A queste e ad altre domande risponde il dott. Gianluca Cidonio, attualmente alla guida del “3D Microfluidic Biofabrication Lab” presso l’Istituto Italiano di Tecnologia di Roma (Center for Life Nano & Neuro Science). Il suo è un laboratorio multidisciplinare, che conta studenti di ingegneria biomedica, chimica e biologia. Il gruppo di ricerca punta, infatti, a stampare in 3D impianti per la rigenerazione dei tessuti o modelli per lo studio di malattie, sfruttando una nuova tecnologia microfluidica per la biostampa 3D di cellule e biomateriali.
Ho terminato i miei studi di Ingegneria Biomedica nel 2013 (Magistrale), dopo quattro anni in Italia e uno all’estero.
Nel 2012 ho vinto una borsa di studio per visitare la Temple University di Philadelphia (USA), dove ho studiato ingegneria biomedica applicata alla biologia e lavorato in un laboratorio dove ho contribuito alla sintesi di peptidi che possono penetrare nelle cellule per rilasciare farmaci o composti per la rigenerazione di tessuto nervoso danneggiato. Nel laboratorio del Prof. Won Suh, ho quindi fatto i primi passi nella ricerca, imparando a coltivare cellule umane e sintetizzare peptidi, caratterizzandoli e studiandone l’effetto biologico.
Nel 2015 ho iniziato il dottorato a Southampton (Regno Unito) sotto la guida del Prof. Richard Oreffo, lavorando su nuovi biomateriali e tecniche di stampa 3D per la rigenerazione dei tessuti muscoloscheletrici. Successivamente, ho vinto una borsa di studio che mi ha permesso di completare la ricerca sull’effettiva rigenerazione indotta dall’impianto dei costrutti stampati in 3D. Alla fine del 2019, sono approdato all’Istituto Italiano di Tecnologia. Ad oggi, nel nostro laboratorio ci occupiamo di fabbricare tessuti umani biostampati usando cellule e biomateriali sia per rigenerare organi danneggiati, ma anche per riprodurre modelli di malattie che possano essere usati per testare nuovi farmaci. Lavoriamo con una tecnologia che auspicabilmente assiste la transizione clinica verso una medicina personalizzata, fatta ad-hoc per il paziente.

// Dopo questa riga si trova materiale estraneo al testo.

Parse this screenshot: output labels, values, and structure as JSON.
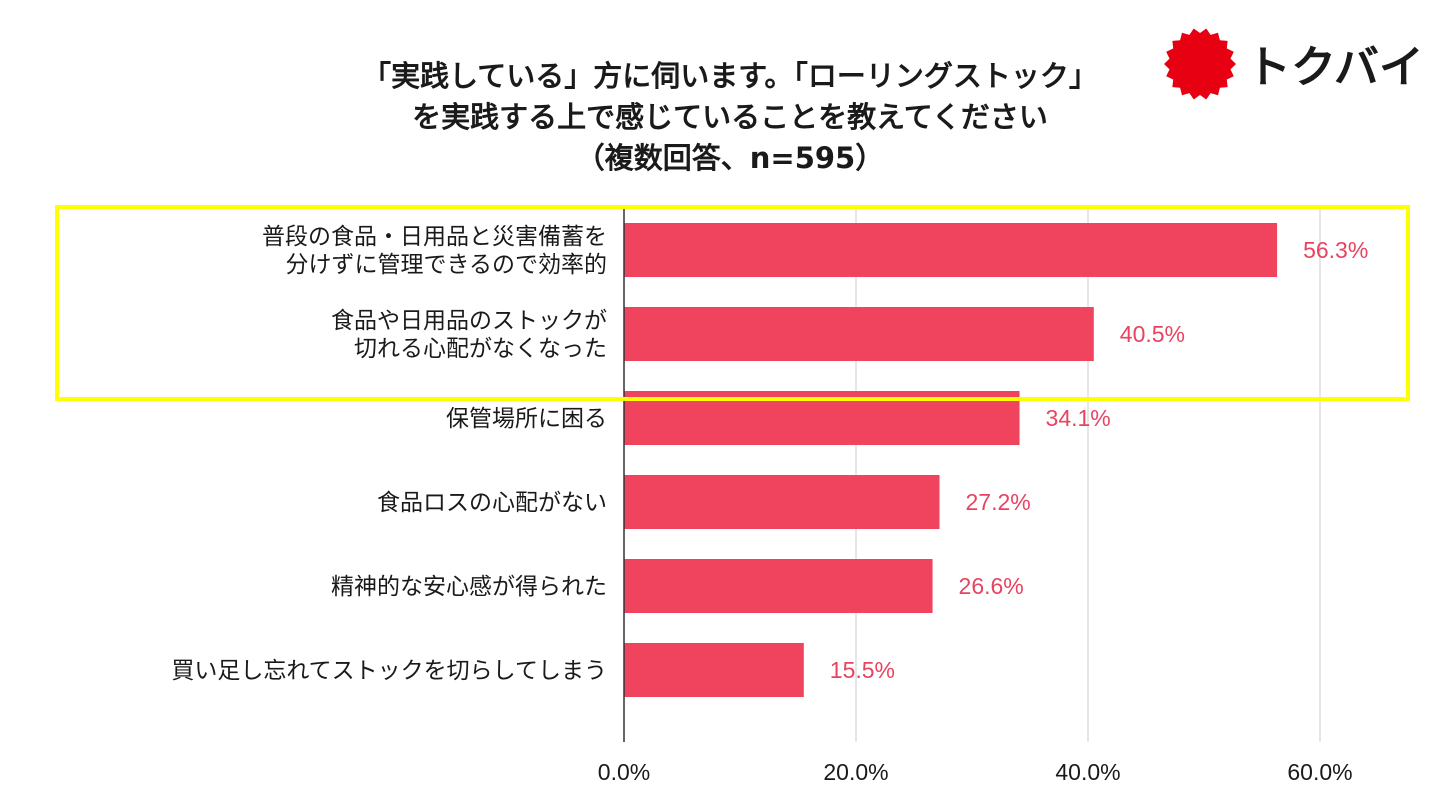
{
  "chart_title": [
    "「実践している」方に伺います。「ローリングストック」",
    "を実践する上で感じていることを教えてください",
    "（複数回答、n=595）"
  ],
  "logo": {
    "text": "トクバイ",
    "color": "#e60012",
    "text_color": "#1a1a1a"
  },
  "chart_data": {
    "type": "bar",
    "orientation": "horizontal",
    "categories": [
      [
        "普段の食品・日用品と災害備蓄を",
        "分けずに管理できるので効率的"
      ],
      [
        "食品や日用品のストックが",
        "切れる心配がなくなった"
      ],
      [
        "保管場所に困る"
      ],
      [
        "食品ロスの心配がない"
      ],
      [
        "精神的な安心感が得られた"
      ],
      [
        "買い足し忘れてストックを切らしてしまう"
      ]
    ],
    "values": [
      56.3,
      40.5,
      34.1,
      27.2,
      26.6,
      15.5
    ],
    "data_labels": [
      "56.3%",
      "40.5%",
      "34.1%",
      "27.2%",
      "26.6%",
      "15.5%"
    ],
    "xlim": [
      0,
      60
    ],
    "xticks": [
      0,
      20,
      40,
      60
    ],
    "xtick_labels": [
      "0.0%",
      "20.0%",
      "40.0%",
      "60.0%"
    ],
    "grid": true,
    "bar_color": "#f0435e",
    "label_color": "#e84461",
    "highlight_box": {
      "categories": [
        0,
        1
      ],
      "color": "#ffff00"
    }
  }
}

L’ingegnere è spesso visto come una figura puramente dedicata all’industria, che siede in azienda con un caschetto in testa e che, la maggior parte delle volte, guadagna bene. Per l’ingegnere biomedico può essere questa la strada. Tuttavia, nel mondo esiste anche un’altra opportunità, che nasce dalla necessità di avere una figura nel mezzo tra la fisica, la chimica, la biologia e l’ingegneria, che sappia aiutare a capire e ad ingegnerizzare processi biologici complessi.
La richiesta di ingegneri biomedici capaci di lavorare in laboratorio è sempre crescente. Stiamo capendo che l’ingegneria biomedica applicata allo studio della rigenerazione dei tessuti e modellizzazione di malattie (i.e., ingegneria tessutale) è un campo in continua espansione, che sta segnando le basi per un futuro migliore – almeno per quanto riguarda il trattamento di malattie per ora incurabili.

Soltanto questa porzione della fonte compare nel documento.